Vratza erblickte sie, und Feuer und Blut sprangen ihm in die Augen. Er öffnete das Albtraummaul und zischte. Seine gespaltene Zunge vibrierte in der rot gerippten Höhlung seines Mundes.
»Nein, wartet!« Nathan schüttelte Lardis’ Arm ab und zeigte mit ruhiger Hand auf das Ungeheuer am Kreuz. »Ich will, dass du mir alles über Canker Canisohn und Misha sagst. Wie wird es ihr ergehen?«
»Nein!« Lardis baute sich vor Nathan auf und breitete die Arme aus, als wolle er einen Schrecken abwehren. Was auch der Fall war. »Vratza, sage ihm nichts!

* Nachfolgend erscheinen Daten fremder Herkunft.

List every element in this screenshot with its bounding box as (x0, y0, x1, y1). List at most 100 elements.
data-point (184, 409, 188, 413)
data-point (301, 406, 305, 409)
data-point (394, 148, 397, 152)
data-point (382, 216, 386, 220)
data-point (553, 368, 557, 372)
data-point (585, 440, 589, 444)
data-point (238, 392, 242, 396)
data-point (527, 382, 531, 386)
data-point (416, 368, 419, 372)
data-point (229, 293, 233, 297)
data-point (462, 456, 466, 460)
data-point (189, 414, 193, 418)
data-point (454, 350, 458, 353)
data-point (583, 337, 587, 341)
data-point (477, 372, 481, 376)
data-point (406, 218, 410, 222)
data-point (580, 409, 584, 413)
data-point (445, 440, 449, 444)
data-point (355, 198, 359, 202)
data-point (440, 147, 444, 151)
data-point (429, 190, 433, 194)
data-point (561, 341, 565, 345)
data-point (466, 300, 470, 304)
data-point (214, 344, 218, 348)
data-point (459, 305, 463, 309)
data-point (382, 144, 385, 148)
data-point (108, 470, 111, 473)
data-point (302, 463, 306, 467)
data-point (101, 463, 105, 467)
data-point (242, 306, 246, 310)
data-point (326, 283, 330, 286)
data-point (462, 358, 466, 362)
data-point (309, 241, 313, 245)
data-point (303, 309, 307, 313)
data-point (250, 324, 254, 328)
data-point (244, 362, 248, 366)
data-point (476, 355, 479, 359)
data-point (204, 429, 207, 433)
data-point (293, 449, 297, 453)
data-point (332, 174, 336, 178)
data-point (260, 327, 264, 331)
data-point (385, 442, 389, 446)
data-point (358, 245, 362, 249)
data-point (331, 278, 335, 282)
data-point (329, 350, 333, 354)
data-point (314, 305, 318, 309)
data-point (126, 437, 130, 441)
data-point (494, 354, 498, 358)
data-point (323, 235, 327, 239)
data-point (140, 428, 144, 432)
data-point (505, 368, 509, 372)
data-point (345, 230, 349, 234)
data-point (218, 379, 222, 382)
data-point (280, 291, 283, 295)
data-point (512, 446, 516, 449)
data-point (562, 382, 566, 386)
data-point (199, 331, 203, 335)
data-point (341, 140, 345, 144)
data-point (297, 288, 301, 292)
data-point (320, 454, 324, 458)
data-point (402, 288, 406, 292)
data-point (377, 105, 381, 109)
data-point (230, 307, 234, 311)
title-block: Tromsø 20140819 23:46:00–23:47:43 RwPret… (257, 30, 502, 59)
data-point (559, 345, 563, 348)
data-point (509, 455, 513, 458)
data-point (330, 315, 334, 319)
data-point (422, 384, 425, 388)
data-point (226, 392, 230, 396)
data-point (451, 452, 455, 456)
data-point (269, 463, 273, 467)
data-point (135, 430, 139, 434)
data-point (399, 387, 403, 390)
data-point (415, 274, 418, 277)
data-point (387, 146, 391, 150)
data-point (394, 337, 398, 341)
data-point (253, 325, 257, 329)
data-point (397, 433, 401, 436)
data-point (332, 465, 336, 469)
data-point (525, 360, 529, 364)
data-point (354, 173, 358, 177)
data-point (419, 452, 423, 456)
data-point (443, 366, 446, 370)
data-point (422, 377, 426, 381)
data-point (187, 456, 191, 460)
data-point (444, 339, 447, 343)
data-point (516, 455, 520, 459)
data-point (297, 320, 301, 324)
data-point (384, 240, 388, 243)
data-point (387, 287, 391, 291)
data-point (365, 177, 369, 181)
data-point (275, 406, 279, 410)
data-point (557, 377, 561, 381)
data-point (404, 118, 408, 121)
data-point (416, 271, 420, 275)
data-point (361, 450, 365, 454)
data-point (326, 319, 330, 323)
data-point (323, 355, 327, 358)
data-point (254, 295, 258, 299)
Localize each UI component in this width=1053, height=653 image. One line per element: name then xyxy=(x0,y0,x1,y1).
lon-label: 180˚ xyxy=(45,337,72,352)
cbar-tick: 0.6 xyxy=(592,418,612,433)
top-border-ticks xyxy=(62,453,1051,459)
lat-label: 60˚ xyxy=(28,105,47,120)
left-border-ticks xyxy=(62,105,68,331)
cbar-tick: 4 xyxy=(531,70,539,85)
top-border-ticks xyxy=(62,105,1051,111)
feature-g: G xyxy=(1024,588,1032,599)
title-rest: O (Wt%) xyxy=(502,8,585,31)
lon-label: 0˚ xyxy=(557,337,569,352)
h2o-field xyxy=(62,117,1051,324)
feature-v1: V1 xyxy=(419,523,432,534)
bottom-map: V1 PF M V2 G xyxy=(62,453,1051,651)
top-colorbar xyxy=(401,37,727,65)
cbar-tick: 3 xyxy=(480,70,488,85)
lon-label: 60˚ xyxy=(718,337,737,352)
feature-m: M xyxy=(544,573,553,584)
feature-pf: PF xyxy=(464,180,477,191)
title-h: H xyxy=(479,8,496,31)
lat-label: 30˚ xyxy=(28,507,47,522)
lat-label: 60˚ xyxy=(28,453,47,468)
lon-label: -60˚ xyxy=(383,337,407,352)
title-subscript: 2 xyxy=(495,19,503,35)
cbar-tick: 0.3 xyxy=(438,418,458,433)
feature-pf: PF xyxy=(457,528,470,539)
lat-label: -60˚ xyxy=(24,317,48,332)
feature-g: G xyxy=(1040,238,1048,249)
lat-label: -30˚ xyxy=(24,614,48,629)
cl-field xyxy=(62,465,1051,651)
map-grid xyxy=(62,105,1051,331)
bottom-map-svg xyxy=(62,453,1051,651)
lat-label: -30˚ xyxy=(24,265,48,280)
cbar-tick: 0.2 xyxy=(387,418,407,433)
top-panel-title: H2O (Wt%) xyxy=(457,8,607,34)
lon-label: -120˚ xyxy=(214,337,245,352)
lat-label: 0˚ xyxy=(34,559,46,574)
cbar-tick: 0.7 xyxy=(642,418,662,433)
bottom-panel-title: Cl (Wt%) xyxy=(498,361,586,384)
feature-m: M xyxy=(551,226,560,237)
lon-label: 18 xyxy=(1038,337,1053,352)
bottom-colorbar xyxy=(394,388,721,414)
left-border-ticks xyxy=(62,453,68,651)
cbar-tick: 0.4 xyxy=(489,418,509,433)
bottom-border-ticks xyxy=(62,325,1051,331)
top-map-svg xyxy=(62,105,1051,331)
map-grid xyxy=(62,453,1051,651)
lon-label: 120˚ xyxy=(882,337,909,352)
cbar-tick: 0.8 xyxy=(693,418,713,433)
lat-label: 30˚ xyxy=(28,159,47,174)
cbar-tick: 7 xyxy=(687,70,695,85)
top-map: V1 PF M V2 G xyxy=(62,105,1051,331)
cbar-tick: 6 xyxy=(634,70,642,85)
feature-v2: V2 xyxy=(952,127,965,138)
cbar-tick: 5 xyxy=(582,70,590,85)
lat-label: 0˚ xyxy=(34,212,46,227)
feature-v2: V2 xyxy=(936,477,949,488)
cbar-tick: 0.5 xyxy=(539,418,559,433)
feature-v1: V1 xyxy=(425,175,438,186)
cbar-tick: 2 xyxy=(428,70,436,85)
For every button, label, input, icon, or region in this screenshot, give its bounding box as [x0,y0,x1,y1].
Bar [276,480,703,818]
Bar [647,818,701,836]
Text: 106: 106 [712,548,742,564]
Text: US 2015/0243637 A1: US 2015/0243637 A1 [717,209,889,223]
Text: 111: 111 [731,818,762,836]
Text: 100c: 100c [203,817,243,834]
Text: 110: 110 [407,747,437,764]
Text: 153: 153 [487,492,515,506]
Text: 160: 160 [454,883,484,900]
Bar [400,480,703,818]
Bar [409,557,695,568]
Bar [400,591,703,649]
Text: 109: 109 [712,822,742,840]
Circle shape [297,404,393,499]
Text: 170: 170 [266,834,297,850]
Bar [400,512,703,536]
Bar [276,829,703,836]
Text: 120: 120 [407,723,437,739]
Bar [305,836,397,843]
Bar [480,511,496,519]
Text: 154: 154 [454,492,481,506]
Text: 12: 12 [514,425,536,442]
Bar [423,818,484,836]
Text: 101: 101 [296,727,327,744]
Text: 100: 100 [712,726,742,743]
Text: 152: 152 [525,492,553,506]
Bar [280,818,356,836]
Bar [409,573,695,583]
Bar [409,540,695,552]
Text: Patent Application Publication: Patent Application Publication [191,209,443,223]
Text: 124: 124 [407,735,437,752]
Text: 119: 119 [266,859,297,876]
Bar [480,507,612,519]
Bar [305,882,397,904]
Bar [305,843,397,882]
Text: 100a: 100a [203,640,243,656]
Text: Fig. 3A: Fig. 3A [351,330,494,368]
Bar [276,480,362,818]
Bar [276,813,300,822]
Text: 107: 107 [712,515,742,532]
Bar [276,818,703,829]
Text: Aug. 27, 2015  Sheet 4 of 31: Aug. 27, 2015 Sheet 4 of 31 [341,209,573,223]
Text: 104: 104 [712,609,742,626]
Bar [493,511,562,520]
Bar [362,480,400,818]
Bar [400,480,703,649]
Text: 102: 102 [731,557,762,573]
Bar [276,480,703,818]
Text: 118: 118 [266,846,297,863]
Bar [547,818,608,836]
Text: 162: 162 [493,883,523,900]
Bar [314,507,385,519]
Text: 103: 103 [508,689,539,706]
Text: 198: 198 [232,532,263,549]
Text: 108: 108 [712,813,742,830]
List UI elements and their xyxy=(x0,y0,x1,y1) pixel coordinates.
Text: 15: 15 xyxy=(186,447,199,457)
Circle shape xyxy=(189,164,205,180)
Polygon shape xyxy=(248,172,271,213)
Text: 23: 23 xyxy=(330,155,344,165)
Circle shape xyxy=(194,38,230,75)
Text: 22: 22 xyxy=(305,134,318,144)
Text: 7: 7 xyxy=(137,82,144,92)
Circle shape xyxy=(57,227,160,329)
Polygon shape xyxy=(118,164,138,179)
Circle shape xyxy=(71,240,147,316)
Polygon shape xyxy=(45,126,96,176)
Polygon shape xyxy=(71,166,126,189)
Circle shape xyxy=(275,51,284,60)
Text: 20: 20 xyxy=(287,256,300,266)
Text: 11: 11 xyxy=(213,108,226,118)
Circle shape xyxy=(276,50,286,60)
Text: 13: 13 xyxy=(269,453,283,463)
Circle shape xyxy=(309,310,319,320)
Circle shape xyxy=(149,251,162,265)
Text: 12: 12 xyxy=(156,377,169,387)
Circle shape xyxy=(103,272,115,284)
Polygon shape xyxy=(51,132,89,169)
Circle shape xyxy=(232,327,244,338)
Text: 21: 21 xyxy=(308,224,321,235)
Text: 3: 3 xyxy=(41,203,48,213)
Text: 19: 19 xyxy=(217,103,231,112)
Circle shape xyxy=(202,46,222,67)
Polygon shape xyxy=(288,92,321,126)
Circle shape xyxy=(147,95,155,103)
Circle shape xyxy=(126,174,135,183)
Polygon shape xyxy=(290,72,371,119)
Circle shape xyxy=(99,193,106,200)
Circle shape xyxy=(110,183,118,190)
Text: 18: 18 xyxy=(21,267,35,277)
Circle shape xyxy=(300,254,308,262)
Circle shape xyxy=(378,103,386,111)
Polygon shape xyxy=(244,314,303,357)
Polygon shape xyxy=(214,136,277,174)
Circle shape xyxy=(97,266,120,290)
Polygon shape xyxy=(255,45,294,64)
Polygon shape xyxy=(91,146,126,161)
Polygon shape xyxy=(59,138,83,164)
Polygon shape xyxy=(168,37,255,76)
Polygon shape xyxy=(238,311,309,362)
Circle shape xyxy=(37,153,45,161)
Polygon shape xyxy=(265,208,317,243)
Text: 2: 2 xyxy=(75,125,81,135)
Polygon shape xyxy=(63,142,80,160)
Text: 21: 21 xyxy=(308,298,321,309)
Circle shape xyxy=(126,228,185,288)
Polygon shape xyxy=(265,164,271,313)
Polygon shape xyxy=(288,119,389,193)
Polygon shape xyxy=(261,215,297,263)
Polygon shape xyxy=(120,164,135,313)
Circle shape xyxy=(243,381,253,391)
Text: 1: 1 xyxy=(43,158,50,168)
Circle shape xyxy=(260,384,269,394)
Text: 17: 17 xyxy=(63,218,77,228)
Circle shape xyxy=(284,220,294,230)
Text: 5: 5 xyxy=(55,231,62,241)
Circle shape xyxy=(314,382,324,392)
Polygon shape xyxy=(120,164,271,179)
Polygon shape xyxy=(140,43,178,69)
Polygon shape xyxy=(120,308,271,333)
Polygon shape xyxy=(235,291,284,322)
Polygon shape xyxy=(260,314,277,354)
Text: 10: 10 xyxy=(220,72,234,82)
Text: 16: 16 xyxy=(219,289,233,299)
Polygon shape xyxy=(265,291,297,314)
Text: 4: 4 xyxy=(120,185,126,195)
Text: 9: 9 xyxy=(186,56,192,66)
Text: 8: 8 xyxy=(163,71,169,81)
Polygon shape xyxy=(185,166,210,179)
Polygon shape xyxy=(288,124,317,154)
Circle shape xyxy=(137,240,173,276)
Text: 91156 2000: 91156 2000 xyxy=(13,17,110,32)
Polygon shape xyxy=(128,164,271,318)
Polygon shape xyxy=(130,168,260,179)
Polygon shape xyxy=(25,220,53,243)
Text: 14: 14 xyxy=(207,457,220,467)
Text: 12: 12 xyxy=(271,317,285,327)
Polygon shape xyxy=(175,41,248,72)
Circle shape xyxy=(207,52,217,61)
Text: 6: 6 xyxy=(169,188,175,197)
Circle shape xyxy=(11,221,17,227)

Deine Zeit ist gekommen.« Er warf einen Blick auf seine Männer, die bereitstanden, und nickte ihnen zu. Aber der Vampir sprach bereits – zu Nathan.
»Meine letzte Handlung«, sagte er mit einer Stimme, die wie blubbernder Teer in einem Vulkanloch klang, »auf dass deine Träume fortan nur noch darum ihre Schreckenskreise ziehen. Du fragst nach Canker? Und nach deinem Mädchen?«
»Ja.« Nathan musste es wissen. Hinter ihm hoben die Männer die Waffen und brachten sie in Anschlag.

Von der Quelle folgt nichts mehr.